Greg MacPherson played next. It started out with just Greg playing guitar and singing. This was compelling on it's own... then on the third song a second guitars slowly worked his way in. A drummer was added soon after. I'm not sure how to describe the music, heavy singer/songwriter punk doesn't seem to make much sense. I'd note a passing resemblance to the Mission of Burma that was playing during the set breaks but that might do more harm than good. I was close to picking up a CD but I refrained.

Contrary to my expectations this was completely a Propagandhi crowd. The venue was packed and the crowd went nuts as they started. The first two songs were new but still got big reactions... though nothing compared to everybody singing along to "Less Talk, More Rock" I must say, that's just nutty. The lyrics are complex and full of big words that flow oddly... and the crowd just nailed them.

The crowd was wild, the Clubhouse has an elongated front crowd area so they could never quite develop a circle pit but there was still plenty of attempts. It's fun working hard to stand up, pulling people off the ground, watching folks hold up shoes and hats during song breaks.

The encore break was rather odd; they stopped for a moment to work on a bass and then just walked off stage. After a couple minutes they came back for the much-requested "Fuck the Border" and two more songs.

I can no longer remember any order (and I know either the new album nor the early material) but I do know they played "Haillie Sellasse, Up Your Ass," "Apparently I'm A PC Facist (Because I Care About Both Human And Non-)" with "Nailing Descartes to the Wall/(Liquid) Meat Is Still Murder," "...And We Thought That Nation-States Were A Bad Idea" and "Today's Empires, Tomorrow's Ashes" also.

Very good show, very fun.
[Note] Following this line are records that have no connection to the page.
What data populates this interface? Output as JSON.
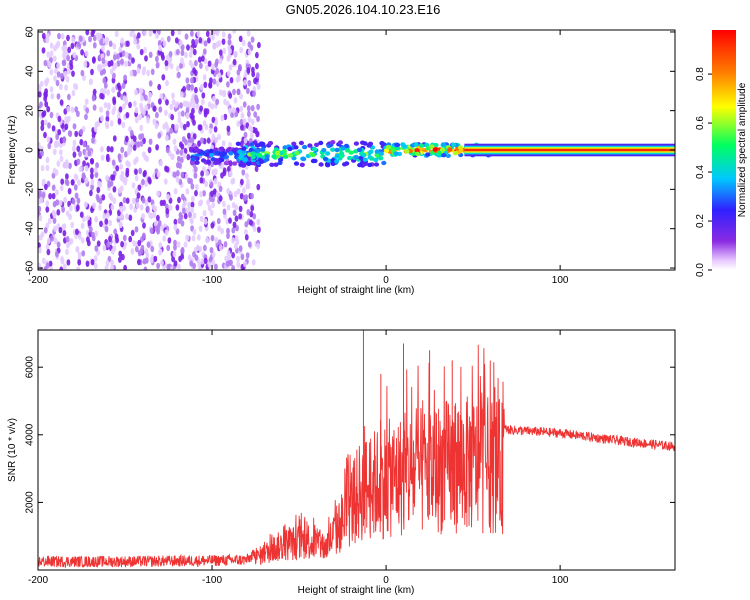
{
  "title": "GN05.2026.104.10.23.E16",
  "chart_data": [
    {
      "type": "heatmap",
      "xlabel": "Height of straight line (km)",
      "ylabel": "Frequency (Hz)",
      "xlim": [
        -200,
        166
      ],
      "ylim": [
        -61,
        61
      ],
      "xticks": [
        -200,
        -100,
        0,
        100
      ],
      "yticks": [
        -60,
        -40,
        -20,
        0,
        20,
        40,
        60
      ],
      "colorbar": {
        "label": "Normalized spectral amplitude",
        "range": [
          0,
          0.98
        ],
        "ticks": [
          "0.0",
          "0.2",
          "0.4",
          "0.6",
          "0.8"
        ],
        "colors": [
          "#ffffff",
          "#e8c8ff",
          "#8a2be2",
          "#3020ff",
          "#00c8ff",
          "#00ff60",
          "#ffff00",
          "#ff8000",
          "#ff0000"
        ]
      },
      "regions": [
        {
          "x_range": [
            -200,
            -73
          ],
          "freq_range": [
            -61,
            61
          ],
          "amplitude": 0.15,
          "description_level": "noise"
        },
        {
          "x_range": [
            -112,
            -73
          ],
          "freq_center": -3,
          "freq_halfwidth": 4,
          "amplitude": 0.3
        },
        {
          "x_range": [
            -85,
            0
          ],
          "freq_center": -2,
          "freq_halfwidth": 6,
          "amplitude": 0.45
        },
        {
          "x_range": [
            0,
            60
          ],
          "freq_center": 0,
          "freq_halfwidth": 3,
          "amplitude": 0.75
        },
        {
          "x_range": [
            45,
            166
          ],
          "freq_center": 0,
          "freq_halfwidth": 1.5,
          "amplitude": 0.98
        }
      ]
    },
    {
      "type": "line",
      "xlabel": "Height of straight line (km)",
      "ylabel": "SNR (10 * v/v)",
      "xlim": [
        -200,
        166
      ],
      "ylim": [
        0,
        7100
      ],
      "xticks": [
        -200,
        -100,
        0,
        100
      ],
      "yticks": [
        2000,
        4000,
        6000
      ],
      "color": "#ee3333",
      "series_envelope": [
        {
          "x": -200,
          "y": 250
        },
        {
          "x": -150,
          "y": 250
        },
        {
          "x": -100,
          "y": 280
        },
        {
          "x": -80,
          "y": 300
        },
        {
          "x": -72,
          "y": 600
        },
        {
          "x": -60,
          "y": 1000
        },
        {
          "x": -45,
          "y": 1200
        },
        {
          "x": -35,
          "y": 900
        },
        {
          "x": -25,
          "y": 2000
        },
        {
          "x": -15,
          "y": 3200
        },
        {
          "x": 0,
          "y": 3700
        },
        {
          "x": 20,
          "y": 4000
        },
        {
          "x": 40,
          "y": 4300
        },
        {
          "x": 60,
          "y": 4300
        },
        {
          "x": 70,
          "y": 4150
        },
        {
          "x": 100,
          "y": 4050
        },
        {
          "x": 130,
          "y": 3850
        },
        {
          "x": 166,
          "y": 3650
        }
      ],
      "peaks": [
        {
          "x": -13,
          "y": 7100
        },
        {
          "x": 10,
          "y": 6700
        },
        {
          "x": 25,
          "y": 6500
        },
        {
          "x": 38,
          "y": 6200
        },
        {
          "x": -3,
          "y": 5800
        }
      ]
    }
  ]
}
I could've used better sound and possibly less sweat from other folks and it's too bad neither Chris Hannah nor John Samson are involved anymore but who am I to complain?

Friday, December 09, 2005


Thanksgiving happened. University of Arizona losing to Arizona State in the football did too. Attending was, however, still engaging.

After the game I saw the Phoenix Symphony. This was the second concert of my half-season; they did Kabalevsky's Colas Breugnon overture, Tchaikovsky's first piano concerto and, surprisingly, Rachmaninoff's Symphonic Dances. Some Prokofiev had been scheduled; I can't recall getting any information on the change. The Tchai was the highlight of the night (not surprising) and was a bit quicker overall than what we saw two years ago with Van Cliburn at the piano.
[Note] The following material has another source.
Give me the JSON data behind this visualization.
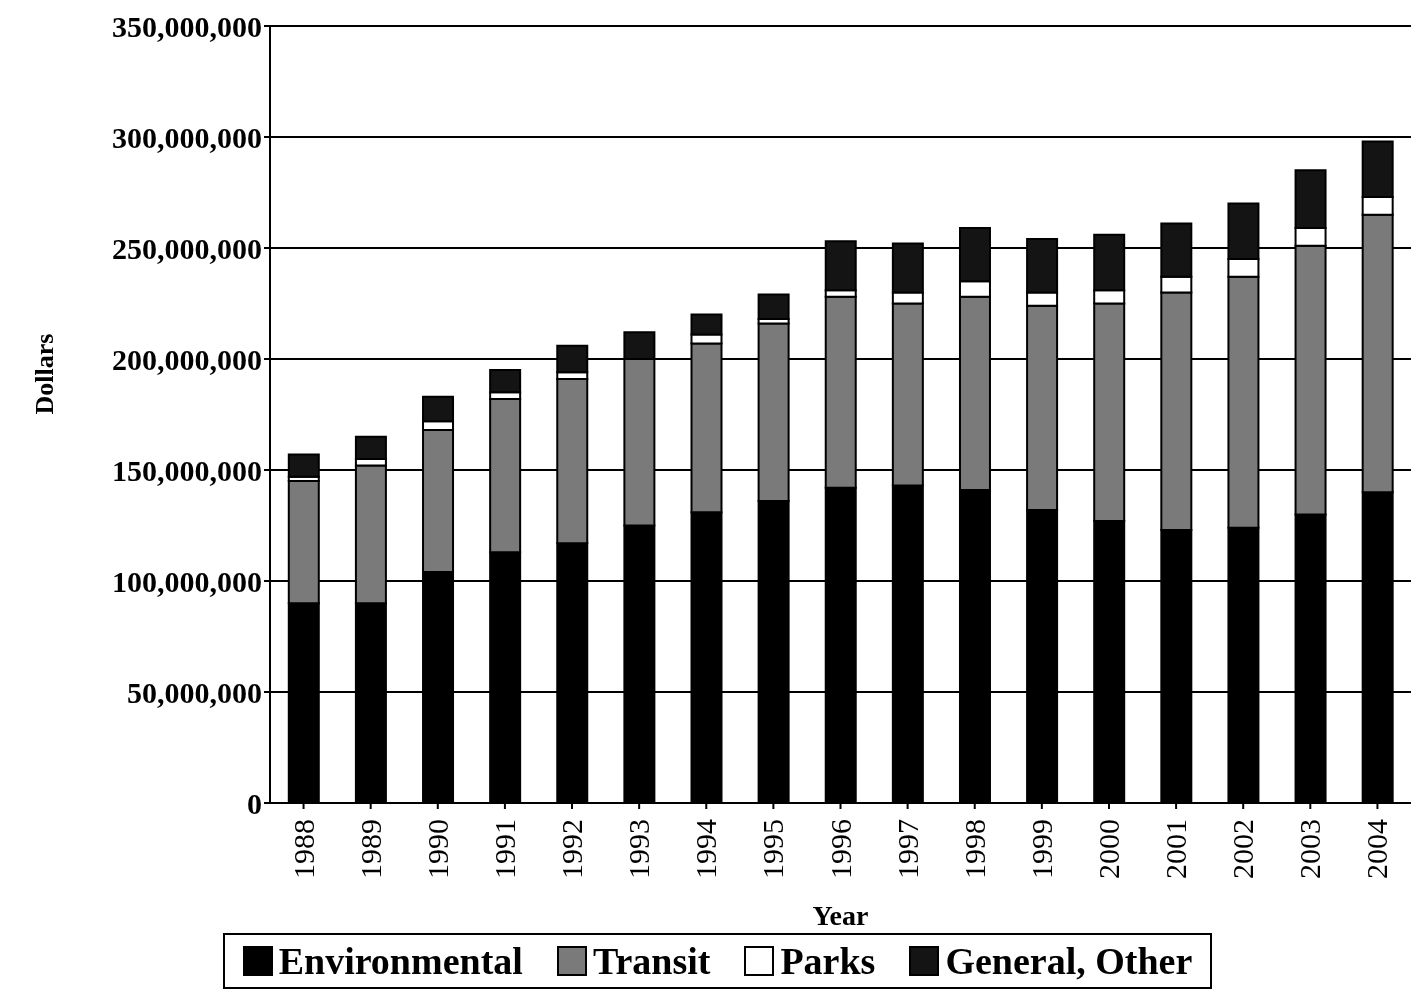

I failed to go to a couple shows for various reasons, finished the Left Hand of Darkness.

I also received, started and finished 33 1/3: In the Aeroplane Over the Sea by Kim Cooper. It is about that album by Neutral Milk Hotel... in a broad sense.
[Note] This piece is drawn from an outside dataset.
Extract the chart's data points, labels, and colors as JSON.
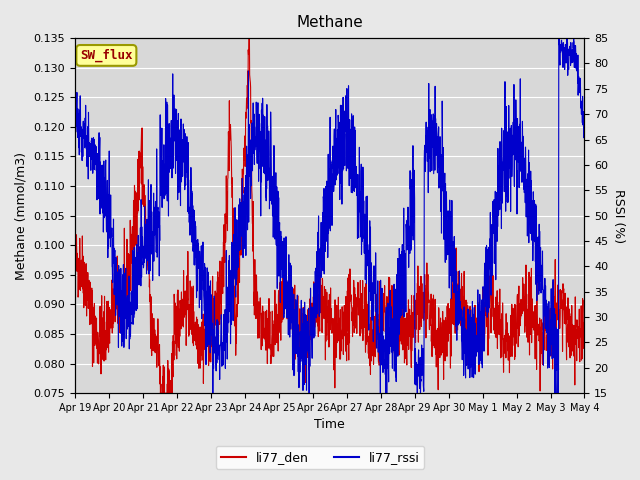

The most surprising thing was how exciting reading this book was. When I was alerted to the fact that this book was coming out I knew it was a good idea; everyone I know that owns this album would totally read a book on it... but the books in this series have been a little hit and miss, at least from what I've heard. Various reviews on OK Computer make it sound like it's a technical analysis of the music whereas the reactions seem very mixed to Unknown Pleasures, Harvest, the Velvet Underground and Nico and, well, Loveless and Endtroducing... aren't out yet. This book, however, is exactly what it should be.

It discusses what it took to get to the album much more than it touches on the album itself. This is a good thing, I think, as the one chapter devoted to track-by-track comments is probably my least favorite (but still interesting.)

Most of the people involved (Julian Koster, Scott Spillane, Jeremy Barnes, Laura Carter, Robert Schneider) except Jeff were interviewed and we hear from them quite a bit.

It concerns the history of the band from the early home recordings in Ruston, LA to later home recordings in New York, Athens and Denver (OK, fine the Denver recordings were the ones released on the CDs that we've been listening to for years but they were still fairly primitive.) It also discusses how things changed after the release of Aeroplane and what has happened since.

In other news I hopefully will remember to write something about the Propagandhi show tomorrow night at the Clubhouse and the Rogue Wave show next Thursday at Modified Arts.